Venus’s canine senses registered Leo’s sudden onset of sadness like a drop in barometric pressure, and she came trotting out of the water toward him to investigate. Perhaps it was the clown in her that made her decide to shake, flinging a fine shower of water and sand over Leo’s legs. He laughed, and she widened her doggy grin, and the old man lowered himself down to the sand and sat beside her, scratching her damp ears.
Something is coming to an end, he thought again.
“Well, I’m not going to write those words,” he told her, and she tilted her head to listen. “I won’t.”
* * *
On the stroke of midnight, on the night of Halloween, a shooting star and a blue moon were making their way through Alexandria Park. The shooting star walked barefoot and carried a pair of silver ankle boots over her shoulder by their laces, while the blue moon appeared to be melting a little in the uncommonly warm night air. Both of them were carrying toffee apples—purchased from some costumed street vendors who’d set up a late-night Halloween food stall near the main junction of the park’s many paths—and from time to time, they took sticky bites as they walked.
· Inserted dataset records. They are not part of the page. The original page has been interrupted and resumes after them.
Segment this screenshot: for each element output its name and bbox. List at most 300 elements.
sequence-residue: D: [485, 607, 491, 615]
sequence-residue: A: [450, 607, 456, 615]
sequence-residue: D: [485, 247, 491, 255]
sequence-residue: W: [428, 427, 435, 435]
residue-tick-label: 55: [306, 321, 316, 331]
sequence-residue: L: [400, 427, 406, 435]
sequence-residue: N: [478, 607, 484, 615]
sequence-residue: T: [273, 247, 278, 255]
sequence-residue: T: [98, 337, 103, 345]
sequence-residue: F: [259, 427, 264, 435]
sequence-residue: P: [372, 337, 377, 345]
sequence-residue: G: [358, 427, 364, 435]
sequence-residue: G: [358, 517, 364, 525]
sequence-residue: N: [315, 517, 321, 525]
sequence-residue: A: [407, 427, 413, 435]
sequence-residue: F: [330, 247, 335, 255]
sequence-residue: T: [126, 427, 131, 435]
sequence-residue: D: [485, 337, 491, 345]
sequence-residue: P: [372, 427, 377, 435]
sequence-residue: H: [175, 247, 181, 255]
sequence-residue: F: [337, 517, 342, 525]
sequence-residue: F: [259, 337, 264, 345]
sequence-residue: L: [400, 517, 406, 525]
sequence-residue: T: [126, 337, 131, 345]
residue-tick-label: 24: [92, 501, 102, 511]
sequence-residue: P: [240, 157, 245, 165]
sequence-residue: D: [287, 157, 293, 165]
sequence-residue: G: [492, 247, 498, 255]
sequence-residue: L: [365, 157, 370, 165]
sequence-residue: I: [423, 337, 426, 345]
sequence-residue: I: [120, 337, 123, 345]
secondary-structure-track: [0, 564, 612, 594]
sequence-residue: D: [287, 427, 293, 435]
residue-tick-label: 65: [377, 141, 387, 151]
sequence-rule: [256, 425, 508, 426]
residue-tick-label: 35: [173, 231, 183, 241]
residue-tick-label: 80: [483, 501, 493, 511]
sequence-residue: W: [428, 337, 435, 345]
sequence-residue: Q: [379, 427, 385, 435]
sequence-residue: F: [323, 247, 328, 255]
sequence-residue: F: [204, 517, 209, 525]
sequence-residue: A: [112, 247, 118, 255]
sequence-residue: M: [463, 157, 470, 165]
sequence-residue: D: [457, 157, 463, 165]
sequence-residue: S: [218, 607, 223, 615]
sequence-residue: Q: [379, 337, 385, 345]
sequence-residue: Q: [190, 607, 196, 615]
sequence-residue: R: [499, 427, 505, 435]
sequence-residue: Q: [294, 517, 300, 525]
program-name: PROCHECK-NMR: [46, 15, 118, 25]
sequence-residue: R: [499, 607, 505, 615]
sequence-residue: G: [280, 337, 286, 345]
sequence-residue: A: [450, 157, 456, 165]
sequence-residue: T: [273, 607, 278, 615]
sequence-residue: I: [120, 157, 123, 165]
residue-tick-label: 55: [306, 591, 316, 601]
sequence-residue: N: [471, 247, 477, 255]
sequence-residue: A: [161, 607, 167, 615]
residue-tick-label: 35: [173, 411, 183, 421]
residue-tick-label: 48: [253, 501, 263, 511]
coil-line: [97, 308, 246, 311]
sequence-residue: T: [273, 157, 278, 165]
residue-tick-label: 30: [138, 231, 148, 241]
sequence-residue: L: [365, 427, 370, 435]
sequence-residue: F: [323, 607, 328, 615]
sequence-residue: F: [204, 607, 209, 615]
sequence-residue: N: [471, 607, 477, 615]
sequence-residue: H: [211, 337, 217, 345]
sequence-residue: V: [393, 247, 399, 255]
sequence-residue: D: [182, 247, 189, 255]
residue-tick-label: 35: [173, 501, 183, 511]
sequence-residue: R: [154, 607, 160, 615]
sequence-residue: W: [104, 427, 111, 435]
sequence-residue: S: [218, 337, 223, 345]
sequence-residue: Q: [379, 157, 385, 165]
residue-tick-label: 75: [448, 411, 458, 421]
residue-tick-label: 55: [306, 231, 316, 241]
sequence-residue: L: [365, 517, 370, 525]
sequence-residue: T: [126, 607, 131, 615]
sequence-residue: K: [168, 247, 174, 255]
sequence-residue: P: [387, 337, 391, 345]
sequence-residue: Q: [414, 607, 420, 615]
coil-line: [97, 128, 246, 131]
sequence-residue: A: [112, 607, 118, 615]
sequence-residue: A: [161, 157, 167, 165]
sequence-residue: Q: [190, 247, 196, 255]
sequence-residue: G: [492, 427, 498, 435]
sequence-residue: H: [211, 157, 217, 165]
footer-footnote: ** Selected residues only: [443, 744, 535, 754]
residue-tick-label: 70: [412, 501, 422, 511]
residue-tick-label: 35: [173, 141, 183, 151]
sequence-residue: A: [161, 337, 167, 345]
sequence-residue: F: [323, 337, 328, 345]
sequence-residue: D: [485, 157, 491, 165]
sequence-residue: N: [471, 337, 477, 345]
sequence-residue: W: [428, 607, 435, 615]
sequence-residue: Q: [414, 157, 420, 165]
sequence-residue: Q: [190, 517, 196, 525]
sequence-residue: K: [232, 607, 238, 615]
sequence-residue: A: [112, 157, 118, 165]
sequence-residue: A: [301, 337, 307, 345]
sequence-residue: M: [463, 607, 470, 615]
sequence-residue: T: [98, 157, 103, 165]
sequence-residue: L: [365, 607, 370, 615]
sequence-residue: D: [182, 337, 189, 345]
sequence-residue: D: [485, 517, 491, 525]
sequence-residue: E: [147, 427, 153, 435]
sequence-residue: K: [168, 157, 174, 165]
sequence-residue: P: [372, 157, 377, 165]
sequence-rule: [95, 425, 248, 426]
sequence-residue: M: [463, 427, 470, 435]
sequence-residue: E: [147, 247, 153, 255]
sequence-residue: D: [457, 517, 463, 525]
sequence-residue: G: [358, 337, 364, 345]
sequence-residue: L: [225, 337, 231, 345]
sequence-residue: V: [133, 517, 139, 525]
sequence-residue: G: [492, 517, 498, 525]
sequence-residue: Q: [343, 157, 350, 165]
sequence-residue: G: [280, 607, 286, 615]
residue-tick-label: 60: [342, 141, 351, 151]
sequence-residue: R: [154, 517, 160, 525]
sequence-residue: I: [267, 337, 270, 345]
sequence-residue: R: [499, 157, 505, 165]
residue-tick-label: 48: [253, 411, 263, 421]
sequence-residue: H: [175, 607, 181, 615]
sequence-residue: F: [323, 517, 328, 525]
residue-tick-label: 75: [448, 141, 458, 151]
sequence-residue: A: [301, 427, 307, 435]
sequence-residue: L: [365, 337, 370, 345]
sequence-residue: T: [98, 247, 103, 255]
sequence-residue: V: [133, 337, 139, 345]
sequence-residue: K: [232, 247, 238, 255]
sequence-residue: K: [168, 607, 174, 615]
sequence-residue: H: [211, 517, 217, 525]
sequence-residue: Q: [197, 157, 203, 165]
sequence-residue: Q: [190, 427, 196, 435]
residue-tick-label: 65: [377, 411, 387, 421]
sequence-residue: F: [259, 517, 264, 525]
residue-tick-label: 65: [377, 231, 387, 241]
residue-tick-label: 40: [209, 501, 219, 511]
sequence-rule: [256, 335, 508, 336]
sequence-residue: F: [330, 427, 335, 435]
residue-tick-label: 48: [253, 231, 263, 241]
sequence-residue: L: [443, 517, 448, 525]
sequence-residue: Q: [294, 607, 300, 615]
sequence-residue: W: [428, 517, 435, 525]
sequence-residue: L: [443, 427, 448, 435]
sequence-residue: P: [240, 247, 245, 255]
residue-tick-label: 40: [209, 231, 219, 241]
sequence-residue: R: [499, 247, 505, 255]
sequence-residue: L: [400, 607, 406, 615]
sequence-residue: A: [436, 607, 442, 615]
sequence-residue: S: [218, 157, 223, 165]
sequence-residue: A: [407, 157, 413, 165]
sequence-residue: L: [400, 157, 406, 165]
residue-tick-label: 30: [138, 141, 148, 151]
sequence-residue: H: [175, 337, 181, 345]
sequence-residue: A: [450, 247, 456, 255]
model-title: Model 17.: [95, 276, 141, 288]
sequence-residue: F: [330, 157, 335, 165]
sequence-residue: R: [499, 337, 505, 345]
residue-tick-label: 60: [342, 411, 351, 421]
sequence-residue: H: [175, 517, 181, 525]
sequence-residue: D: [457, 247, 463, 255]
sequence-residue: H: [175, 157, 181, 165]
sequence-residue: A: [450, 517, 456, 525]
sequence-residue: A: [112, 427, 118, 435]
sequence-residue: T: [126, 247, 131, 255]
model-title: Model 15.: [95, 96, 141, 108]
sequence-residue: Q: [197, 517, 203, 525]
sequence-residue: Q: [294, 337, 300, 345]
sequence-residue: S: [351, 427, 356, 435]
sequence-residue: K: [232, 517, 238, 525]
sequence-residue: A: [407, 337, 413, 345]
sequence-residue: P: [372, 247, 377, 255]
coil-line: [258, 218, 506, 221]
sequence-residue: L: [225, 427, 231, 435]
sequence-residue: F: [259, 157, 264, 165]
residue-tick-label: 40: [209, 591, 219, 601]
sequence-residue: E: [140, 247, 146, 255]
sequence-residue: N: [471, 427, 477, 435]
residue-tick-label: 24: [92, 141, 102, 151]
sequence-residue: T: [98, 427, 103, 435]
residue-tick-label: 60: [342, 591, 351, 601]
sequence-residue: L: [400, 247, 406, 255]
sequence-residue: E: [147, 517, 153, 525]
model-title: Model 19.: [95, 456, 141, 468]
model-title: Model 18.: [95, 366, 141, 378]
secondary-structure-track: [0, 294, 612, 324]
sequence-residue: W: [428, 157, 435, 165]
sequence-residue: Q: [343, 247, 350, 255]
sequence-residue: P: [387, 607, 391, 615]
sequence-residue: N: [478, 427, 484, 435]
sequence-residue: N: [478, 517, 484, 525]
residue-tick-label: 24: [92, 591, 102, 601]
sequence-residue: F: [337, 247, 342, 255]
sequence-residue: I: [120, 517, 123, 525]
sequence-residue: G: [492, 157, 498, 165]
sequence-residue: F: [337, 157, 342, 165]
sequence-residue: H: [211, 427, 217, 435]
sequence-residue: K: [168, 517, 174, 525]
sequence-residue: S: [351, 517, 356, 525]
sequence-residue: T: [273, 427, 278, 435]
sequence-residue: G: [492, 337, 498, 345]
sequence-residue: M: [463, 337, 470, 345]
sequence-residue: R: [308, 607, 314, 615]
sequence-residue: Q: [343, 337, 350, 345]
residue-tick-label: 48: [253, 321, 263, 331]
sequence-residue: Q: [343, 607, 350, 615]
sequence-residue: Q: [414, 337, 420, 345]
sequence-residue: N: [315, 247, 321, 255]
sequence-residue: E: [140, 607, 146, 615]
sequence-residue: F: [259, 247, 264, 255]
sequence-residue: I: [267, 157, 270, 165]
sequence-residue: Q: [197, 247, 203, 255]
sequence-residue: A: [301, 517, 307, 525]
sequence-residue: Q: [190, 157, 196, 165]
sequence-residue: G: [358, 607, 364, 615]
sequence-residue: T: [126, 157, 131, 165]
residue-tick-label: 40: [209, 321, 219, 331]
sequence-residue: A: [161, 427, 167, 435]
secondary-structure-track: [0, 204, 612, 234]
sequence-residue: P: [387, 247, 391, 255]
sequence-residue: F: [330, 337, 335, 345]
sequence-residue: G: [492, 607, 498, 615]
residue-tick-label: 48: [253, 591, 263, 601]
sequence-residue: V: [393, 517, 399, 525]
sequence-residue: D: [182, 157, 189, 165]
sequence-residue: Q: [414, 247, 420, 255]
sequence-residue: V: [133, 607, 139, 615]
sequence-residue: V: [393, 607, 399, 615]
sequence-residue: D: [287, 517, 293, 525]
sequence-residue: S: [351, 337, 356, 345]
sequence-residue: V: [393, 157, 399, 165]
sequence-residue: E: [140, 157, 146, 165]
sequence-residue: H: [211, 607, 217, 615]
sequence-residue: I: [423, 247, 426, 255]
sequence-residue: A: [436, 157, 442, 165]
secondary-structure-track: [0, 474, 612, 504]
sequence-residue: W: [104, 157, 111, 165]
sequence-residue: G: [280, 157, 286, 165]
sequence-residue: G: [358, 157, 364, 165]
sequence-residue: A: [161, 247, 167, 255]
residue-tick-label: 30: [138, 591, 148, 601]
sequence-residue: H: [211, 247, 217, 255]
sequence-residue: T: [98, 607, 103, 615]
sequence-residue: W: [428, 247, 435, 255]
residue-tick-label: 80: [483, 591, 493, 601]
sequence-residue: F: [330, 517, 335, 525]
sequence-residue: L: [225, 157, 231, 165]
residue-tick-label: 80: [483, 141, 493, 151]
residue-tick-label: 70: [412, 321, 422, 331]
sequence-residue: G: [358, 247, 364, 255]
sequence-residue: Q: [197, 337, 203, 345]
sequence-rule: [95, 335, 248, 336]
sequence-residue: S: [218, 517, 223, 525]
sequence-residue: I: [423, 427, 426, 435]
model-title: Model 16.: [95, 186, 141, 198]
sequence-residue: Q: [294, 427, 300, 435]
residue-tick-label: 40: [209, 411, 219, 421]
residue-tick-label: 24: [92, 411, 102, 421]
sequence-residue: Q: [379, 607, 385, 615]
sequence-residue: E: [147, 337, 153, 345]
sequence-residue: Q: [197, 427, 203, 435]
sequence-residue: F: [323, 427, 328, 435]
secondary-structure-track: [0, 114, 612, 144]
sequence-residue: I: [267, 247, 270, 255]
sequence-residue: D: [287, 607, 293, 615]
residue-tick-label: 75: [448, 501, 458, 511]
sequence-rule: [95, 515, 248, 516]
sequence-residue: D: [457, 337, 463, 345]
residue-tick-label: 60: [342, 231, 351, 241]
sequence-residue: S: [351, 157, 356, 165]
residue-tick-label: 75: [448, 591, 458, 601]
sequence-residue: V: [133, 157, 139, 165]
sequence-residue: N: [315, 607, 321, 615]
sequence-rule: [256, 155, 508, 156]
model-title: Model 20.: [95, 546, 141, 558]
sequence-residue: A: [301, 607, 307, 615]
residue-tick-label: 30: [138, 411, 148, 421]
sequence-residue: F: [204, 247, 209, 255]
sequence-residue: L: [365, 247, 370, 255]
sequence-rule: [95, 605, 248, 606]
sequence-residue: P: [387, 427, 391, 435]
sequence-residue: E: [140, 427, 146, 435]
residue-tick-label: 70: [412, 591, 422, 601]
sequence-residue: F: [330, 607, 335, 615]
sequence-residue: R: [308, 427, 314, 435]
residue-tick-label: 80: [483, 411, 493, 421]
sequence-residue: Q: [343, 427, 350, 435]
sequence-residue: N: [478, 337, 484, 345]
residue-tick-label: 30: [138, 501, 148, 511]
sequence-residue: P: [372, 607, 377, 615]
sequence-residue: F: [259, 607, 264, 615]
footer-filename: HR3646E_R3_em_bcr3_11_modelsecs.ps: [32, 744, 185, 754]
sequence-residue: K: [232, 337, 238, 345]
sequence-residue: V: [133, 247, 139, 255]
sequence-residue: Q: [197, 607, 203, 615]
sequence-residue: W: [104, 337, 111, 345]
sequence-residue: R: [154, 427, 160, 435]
Although he was sweating beneath his body paint, and although toffee apples can be frustrating things to bite into, Nick Jordan knew that he was inside a moment that he was likely to remember. He had learned to recognize these moments: the ones in which time seemed to slow and his senses became acute, in which he wasn’t wanting anything or rushing anywhere, or thinking forward or backward. He was simply in the moment, and the moment was good. This had something to do with the warm wind that was blowing through the park, and something to do with the zydeco music from the buskers in the bandstand, and quite a bit to do with Justine. In a truly perfect world, he realized, what he would do right now would be to take her hand.